Becoming an investor, no matter your situation can be difficult if you don’t know where to start. In the early stages of your investing journey, your finances will be a major driving factor to your success. Keep reading along to identify ways in which you can evaluate, maintain, and improve your financial situation, so you can start investing.
Identify Why You Want to Invest
Becoming a real estate investor is sort of like becoming a business owner. As you start your investing career you should identify why you want to become an investor, just as a business owner would do if they were starting a business. Identifying the why, will help drive your future decisions as a real estate investor.
Like with any business, there are multiple routes you can take when it comes to investing in real estate. Knowing why you want to get into investing should help you identify what type of investor you want to be.
Here are some of the most common types of real estate investing with some context around why choose these investing routes.
Short-Term Rental Properties
Oftentimes these short-term rentals are known as vacation rental properties. Becoming a vacation rental property owner is great if you want to invest in a few expensive properties that will require hands-on maintenance and marketing.
Long-Term Rental Properties
Also known as buy and hold, owning rental properties long-term is more of the traditional investment route. Long-term rentals are great for investors that are interested in a more stable and less risky investment option.
For the more hands-on investor, fixer-upper properties are a great route to explore. These properties tend to cost less in the beginning, but by making improvements and repairs the houses can be flipped for a pretty penny. This strategy is much more risky, because there’s always the possibility that you won’t be able to sell for more money than you invested. Construction loans are also really expensive.
Many investors choose to purchase multi-family real estate. Buying duplexes, triplexes and quadplexes are a great option for investors looking to own multiple doors with one loan. Many younger investors also try house hacking, which is where you buy a multi-family property (or sometimes a single family) as a primary residence, live in one of the units or rooms and rent out the others. The goal of this investment strategy is to live for free, using the rental income generated from your tenant(s) to cover the entire mortgage.

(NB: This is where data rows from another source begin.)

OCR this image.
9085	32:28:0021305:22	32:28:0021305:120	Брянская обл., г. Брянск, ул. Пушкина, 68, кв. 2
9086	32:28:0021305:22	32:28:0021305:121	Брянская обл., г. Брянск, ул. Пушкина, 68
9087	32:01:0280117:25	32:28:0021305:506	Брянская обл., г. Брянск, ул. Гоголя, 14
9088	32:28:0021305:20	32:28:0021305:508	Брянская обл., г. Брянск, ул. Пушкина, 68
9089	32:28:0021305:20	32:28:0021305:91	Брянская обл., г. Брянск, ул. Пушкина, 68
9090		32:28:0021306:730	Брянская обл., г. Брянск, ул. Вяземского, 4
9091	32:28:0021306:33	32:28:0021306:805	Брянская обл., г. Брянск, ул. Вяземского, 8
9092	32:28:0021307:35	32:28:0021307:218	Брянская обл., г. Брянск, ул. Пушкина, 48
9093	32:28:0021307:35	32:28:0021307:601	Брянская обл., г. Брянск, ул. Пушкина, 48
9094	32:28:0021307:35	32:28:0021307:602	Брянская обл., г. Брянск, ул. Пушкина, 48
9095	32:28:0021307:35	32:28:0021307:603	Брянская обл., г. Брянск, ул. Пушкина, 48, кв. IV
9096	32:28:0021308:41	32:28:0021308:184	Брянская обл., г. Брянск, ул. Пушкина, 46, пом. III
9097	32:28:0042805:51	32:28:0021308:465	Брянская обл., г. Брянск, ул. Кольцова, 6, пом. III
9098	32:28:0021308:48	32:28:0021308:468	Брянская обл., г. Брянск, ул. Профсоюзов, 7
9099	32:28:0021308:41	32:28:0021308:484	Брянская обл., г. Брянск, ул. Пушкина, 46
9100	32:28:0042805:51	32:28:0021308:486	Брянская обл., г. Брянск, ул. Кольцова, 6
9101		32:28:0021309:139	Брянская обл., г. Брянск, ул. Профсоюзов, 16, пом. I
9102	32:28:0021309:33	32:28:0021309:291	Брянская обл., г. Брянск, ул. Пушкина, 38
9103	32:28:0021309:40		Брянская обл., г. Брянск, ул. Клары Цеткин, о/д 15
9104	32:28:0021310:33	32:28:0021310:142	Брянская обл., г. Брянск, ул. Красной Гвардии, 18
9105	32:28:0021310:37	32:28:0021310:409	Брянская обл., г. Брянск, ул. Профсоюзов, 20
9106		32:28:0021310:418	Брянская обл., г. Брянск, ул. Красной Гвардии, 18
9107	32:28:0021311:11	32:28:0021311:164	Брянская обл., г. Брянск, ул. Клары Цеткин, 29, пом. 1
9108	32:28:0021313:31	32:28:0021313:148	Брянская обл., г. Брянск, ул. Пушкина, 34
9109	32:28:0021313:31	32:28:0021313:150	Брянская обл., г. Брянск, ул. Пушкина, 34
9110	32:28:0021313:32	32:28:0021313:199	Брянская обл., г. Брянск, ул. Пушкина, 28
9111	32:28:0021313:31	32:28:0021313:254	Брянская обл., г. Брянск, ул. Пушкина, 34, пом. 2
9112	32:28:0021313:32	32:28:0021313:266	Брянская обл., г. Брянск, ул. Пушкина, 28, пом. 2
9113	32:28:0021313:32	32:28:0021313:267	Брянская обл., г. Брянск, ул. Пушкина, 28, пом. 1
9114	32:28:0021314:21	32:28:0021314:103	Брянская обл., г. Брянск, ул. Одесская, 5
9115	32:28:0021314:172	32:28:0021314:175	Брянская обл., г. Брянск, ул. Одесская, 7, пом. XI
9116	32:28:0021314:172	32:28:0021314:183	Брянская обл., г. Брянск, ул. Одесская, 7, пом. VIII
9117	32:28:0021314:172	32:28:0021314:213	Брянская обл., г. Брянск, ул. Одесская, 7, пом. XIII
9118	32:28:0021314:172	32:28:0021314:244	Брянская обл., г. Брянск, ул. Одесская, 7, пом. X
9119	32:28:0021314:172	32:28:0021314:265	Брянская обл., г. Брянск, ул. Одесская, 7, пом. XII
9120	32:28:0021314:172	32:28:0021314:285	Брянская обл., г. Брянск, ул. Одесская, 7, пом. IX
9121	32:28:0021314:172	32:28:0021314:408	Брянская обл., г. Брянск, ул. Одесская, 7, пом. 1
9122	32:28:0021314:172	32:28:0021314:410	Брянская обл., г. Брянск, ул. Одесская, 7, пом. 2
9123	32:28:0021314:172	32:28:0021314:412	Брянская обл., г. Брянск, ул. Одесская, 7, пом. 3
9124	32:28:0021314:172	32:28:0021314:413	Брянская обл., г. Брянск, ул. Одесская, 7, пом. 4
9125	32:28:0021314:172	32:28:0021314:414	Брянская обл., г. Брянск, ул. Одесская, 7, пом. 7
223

Syndications & Crowdfunding
Real estate syndications are a great way for investors to pool their money together to invest in larger properties that they otherwise couldn’t afford on their own. The investment is oftentimes less than purchasing a single family or multi-family property and you usually get a guaranteed return of a certain percentage. While there are many advantages to investing in syndications, the most important thing to consider is the quality and experience of the person or group managing the project.
One of the most cost-effective types of investments to explore is investing in raw land. This is great if you have a tighter budget and live in a developing community or a community that is projected to grow in the future.
Almost everyone has heard the phrase the early bird gets the worm, but we do not always live by it. Far too often, people wait to follow their goals in life, especially when it comes to investing. A common misconception that young people have, is that you need to be older and established to be a real estate investor. While you may not be able to invest in the exact type of properties you want to while you are young, there are still plenty of opportunities for you within the industry.
Investing in real estate at a young age will only help you become a better investor in the future. We all need to start somewhere, but taking the first step can be difficult, especially in this industry.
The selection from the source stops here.